La parola “dimissioni”, gridata a gran voce dai partiti di opposizione, che sperano solo di poter tornare, dopo tanti anni di governo del centrodestra, al vertice della Liguria, continua ad aleggiare nell’aria. Ma chi ha esperienza di queste faccende politico- giudiziarie sa bene che l’aspettativa dei magistrati è proprio quella, che il politico inquisito ceda al più presto le armi, cioè, detto in termini poco eleganti, si schiodi dalla poltrona. E si sa anche che tutti coloro, come i presidenti dell’Emilia piuttosto che della Toscana o della Lombardia, che sono stati inquisiti ma non arrestati, e poi prosciolti o assolti, non si sono dimessi e hanno continuato a lavorare.
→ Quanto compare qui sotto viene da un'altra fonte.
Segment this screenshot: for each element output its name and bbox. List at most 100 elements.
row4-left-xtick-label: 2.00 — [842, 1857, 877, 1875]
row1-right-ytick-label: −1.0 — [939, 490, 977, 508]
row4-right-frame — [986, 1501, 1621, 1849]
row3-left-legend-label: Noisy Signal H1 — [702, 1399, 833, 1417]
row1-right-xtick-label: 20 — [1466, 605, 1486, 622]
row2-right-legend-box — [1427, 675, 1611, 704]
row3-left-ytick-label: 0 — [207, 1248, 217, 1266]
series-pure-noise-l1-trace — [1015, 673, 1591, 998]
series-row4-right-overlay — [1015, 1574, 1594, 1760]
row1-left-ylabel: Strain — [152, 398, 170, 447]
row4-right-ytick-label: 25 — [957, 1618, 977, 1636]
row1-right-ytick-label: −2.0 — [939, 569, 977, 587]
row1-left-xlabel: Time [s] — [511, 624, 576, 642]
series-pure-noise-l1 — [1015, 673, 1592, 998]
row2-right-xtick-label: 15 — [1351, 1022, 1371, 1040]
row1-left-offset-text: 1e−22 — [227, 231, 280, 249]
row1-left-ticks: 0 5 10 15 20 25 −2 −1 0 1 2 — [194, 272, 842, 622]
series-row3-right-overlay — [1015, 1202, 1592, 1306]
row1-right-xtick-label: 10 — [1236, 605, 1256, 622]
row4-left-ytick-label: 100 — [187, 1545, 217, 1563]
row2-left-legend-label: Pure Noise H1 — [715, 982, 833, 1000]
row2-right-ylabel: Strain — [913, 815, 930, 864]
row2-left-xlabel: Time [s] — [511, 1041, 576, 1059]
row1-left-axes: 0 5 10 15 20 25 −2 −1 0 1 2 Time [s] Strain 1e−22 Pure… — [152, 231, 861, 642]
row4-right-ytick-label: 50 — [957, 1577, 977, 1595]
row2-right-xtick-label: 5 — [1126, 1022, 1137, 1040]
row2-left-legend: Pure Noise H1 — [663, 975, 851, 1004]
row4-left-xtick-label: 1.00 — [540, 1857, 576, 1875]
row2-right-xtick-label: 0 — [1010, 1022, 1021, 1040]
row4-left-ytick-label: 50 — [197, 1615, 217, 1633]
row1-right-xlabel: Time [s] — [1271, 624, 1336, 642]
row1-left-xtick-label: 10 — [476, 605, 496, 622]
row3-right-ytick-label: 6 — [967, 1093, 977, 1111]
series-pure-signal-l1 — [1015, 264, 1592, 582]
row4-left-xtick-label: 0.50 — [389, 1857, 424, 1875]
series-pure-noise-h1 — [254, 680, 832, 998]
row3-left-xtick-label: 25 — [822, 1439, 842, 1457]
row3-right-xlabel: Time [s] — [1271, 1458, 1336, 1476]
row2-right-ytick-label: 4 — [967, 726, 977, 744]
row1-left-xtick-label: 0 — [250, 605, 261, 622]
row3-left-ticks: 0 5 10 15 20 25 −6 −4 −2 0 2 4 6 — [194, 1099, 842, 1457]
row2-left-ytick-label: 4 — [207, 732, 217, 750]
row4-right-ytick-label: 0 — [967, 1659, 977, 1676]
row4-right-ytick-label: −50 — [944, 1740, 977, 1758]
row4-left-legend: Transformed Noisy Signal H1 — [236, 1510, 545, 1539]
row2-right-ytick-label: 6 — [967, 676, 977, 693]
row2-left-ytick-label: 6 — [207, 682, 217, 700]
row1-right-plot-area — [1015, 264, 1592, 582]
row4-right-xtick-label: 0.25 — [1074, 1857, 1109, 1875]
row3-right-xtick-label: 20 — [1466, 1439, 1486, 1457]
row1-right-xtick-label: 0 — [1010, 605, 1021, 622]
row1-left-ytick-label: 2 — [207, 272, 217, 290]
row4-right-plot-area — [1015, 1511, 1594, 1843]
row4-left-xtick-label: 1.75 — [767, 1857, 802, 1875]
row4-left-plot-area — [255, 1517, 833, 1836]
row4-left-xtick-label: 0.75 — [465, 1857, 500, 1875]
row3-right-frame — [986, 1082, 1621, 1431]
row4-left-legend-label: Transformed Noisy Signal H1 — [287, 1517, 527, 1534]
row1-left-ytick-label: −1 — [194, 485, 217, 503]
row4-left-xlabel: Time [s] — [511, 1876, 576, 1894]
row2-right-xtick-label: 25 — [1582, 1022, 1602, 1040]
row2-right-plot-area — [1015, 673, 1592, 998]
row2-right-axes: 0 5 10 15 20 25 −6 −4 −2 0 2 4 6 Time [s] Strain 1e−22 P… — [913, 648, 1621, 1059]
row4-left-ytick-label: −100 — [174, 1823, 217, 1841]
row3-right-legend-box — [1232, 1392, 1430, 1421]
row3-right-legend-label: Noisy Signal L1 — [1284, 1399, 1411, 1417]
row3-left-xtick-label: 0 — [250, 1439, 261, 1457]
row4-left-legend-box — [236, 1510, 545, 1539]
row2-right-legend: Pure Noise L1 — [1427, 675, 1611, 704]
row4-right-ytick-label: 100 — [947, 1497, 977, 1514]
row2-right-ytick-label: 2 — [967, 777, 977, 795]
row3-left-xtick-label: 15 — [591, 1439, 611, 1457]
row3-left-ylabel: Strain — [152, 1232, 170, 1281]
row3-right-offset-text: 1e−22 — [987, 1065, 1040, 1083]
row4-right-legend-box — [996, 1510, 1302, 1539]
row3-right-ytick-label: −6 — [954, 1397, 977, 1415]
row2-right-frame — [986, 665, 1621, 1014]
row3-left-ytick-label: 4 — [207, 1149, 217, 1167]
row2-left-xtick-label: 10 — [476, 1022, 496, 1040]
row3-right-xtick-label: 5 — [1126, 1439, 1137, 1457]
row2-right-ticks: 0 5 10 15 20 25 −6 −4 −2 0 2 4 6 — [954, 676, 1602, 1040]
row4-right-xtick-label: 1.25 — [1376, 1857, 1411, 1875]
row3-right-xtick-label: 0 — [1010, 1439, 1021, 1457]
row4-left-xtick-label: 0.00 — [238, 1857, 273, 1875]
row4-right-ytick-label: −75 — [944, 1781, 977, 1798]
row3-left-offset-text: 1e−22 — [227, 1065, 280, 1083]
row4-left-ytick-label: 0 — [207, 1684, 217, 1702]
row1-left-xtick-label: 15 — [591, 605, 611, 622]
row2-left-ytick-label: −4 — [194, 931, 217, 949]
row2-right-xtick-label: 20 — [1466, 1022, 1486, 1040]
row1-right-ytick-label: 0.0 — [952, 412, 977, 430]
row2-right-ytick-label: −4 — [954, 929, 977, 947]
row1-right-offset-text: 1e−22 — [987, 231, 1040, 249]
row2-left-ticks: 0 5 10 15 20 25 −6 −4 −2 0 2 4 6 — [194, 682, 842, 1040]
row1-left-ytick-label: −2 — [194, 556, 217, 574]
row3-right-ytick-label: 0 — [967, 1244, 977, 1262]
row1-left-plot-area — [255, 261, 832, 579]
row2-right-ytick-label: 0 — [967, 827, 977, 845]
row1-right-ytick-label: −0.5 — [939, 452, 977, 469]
È quindi chiaro come sia in corso un vero braccio di ferro tra le parti. I primi segnali dati dalla giudice Faggioni sono chiarissimi. Il primo caduto in questa vera guerra dei nervi è stato Francesco Moncada, l’ex dirigente di Esselunga, che pure si era affrettato a dimettersi dal consiglio di amministrazione della società. Il suo legale aveva chiesto la revoca dell’interdittiva professionale che gli era stata inflitta fin dal 7 maggio, il giorno del blitz. La risposta è stata negativa. Anche se non si vede come lui potrebbe replicare la commissione del reato, visto che ha già rinunciato all’incarico. Ancora più pesante la decisione di ieri che riguardava la posizione di Aldo Spinelli.

La giudice ritiene che, qualora l’imprenditore fosse libero e riprendesse a svolgere la propria attività, potrebbe ricascare nella tentazione di commettere reati. Strana visione del mondo del lavoro. Quasi come se fosse reato, o comunque possibilità di commettere illegalità, il fatto stesso di essere al vertice di un’impresa o una società. Se la motivazione di questo atteggiamento così rigido non provenisse da un magistrato, ma dal mondo politico, lo giudicheremmo al pari del pensiero di coloro che ritengono (o ritenevano, nel mondo politico del passato) la ricchezza come lo sterco del diavolo e l’impresa solo luogo di sfruttamento dei lavoratori.

Logico, in questo quadro, il fatto che l’avvocato Stefano Savi non abbia ancora avanzato alcuna richiesta di revoca della misura cautelare per Giovanni Toti. Eppure il buon senso comune vorrebbe proprio il contrario di quelle che sono le nefaste previsioni sullo scontato rifiuto all’alleggerimento della posizione del governatore. Perché in questo momento è quanto mai chiaro che non potrebbe, né vorrebbe, né avrebbe interesse alcuno a mettere in atto una delle condizioni indispensabili previste dall’articolo 274 del codice di procedura penale sulle esigenze cautelari. Cioè pericolo di fuga, di reiterazione del reato e di inquinamento delle prove. Ora, la giudice Faggioni sa bene che lei stessa non potrebbe comunque limitarsi a dire che, in quanto presidente di Regione con il possesso delle proprie prerogative, Toti potrebbe, già solo per l’esistenza del suo ruolo, inquinare le prove o ripetere il reato. La giudice dovrebbe dimostrare che il pericolo sarebbe attuale e concreto, non semplicemente “oggettivo”. Perché in caso contrario la gip aprirebbe ampi varchi a quanti affermano che questo tipo di inchieste, che finiscono ormai sempre, inutile negarlo, in bolle di sapone, sono più politiche che giudiziarie. È questo che vuole?